Independent producers react to forced loss-incurring activity

The failure to finalize a series of revisions planned for the electricity market, though a package of interconnected measures prepared by RAE, the Regulatory Authority for Energy, has led to a worrying standstill and conflicting views in the market. The country’s change of government and the newly established Production Reconstruction, Environment and Energy Ministry’s inevitable transition time required before it can begin delivering effective policies have subsequently stalled some of the measures, such as the institutionalization of new CATs (Capacity Availability Tickets) and NOME-type auctions.

A decision by RAE to propose the reinstatement of a Variable Cost Recovery Mechanism (MAMK) to benefit thermal power stations, which, in certain cases, are forced to contribute power to the grid at a loss, has sparked a major row between opposing sides.

Industrial consumers have reacted strongly as the costs linked to such a mechanism would end up being shouldered by consumers through electricity bills. At the opposite end, the owners of privately run thermal power stations support that it is unreasonable for them to be forced to cover the grid’s capacity and stability needs while incurring losses in the process.

In comments offered to energypress, an official at HAIPP, the Hellenic Association of Independent Power Producers – locally acronymed ESAI – noted that the association favors a cost recovery mechanism along the lines of models widely applied internationally, through mandatory consortiums, or gross pools, which compensate power stations forced to contribute to grids in cases where cost exceeds revenue.

“Isn’t it irrational for us to be forced to operate and be paid for the cost of lignite when we’re burning natural gas that remains 10 to 15 euros per MWh higher?” questioned the HAIPP official. “What we’re experiencing is the definition of consficatory conditions,” the official continued, citing the US regions of New York, New England, California, as well as Ireland, as exemplary cases where effective models are being applied.

The HAIPP official noted that the cost of a reintroduced Variable Cost Recovery Mechanism would be far lower than figures being reported over the past few days.
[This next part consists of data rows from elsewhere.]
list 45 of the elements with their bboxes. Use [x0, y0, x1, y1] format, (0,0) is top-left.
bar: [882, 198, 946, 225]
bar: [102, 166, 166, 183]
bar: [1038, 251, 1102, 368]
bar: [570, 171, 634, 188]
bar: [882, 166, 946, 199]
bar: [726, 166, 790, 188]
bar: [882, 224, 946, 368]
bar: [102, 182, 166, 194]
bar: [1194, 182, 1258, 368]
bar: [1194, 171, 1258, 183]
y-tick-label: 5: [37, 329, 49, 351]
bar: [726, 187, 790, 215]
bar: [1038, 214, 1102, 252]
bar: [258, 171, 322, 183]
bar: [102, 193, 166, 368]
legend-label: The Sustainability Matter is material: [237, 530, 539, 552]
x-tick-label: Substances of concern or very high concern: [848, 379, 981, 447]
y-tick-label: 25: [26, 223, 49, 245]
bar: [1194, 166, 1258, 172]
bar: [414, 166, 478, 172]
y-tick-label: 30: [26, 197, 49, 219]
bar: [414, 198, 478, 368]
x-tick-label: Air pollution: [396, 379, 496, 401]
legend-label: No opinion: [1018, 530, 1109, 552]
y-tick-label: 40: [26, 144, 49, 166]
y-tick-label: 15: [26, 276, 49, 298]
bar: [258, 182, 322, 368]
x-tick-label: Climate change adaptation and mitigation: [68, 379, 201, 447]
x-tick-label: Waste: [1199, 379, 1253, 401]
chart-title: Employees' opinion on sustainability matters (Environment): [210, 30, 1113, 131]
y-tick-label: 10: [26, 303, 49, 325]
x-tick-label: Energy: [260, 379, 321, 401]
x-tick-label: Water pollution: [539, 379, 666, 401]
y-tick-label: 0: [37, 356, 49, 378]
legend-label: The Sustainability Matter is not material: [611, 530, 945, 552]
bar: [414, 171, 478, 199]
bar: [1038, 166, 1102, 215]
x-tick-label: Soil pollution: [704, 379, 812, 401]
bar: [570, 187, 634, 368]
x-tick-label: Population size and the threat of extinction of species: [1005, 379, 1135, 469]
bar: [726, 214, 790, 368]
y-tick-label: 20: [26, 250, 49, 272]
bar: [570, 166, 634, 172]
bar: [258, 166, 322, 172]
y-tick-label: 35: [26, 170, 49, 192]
“We’ve reading that the cost will end up being hundreds of millions of euros in benefits for private-sector producers, when, in reality, the mechanism’s cost for the first half of 2014, when it was applied before being abolished on July 1, 2014, amounted to 51.9 million euros, of which 34.2 million euros were received by PPC (Public Power Corporation) and 17.7 million euros by private-sector power stations,” the HAIPP official argued. “Had the mechanism also operated for the remaining six months of 2014, the additional cost would have amounted to about 32 million euros, and shared by PPC and private producers based on the aforementioned proportions.”

As highlighted by HAIPP officials, the mechanism’s abolishment failed to produce the desired results, these being an increase in lignite-fired power production and a reduction of the grid’s production costs.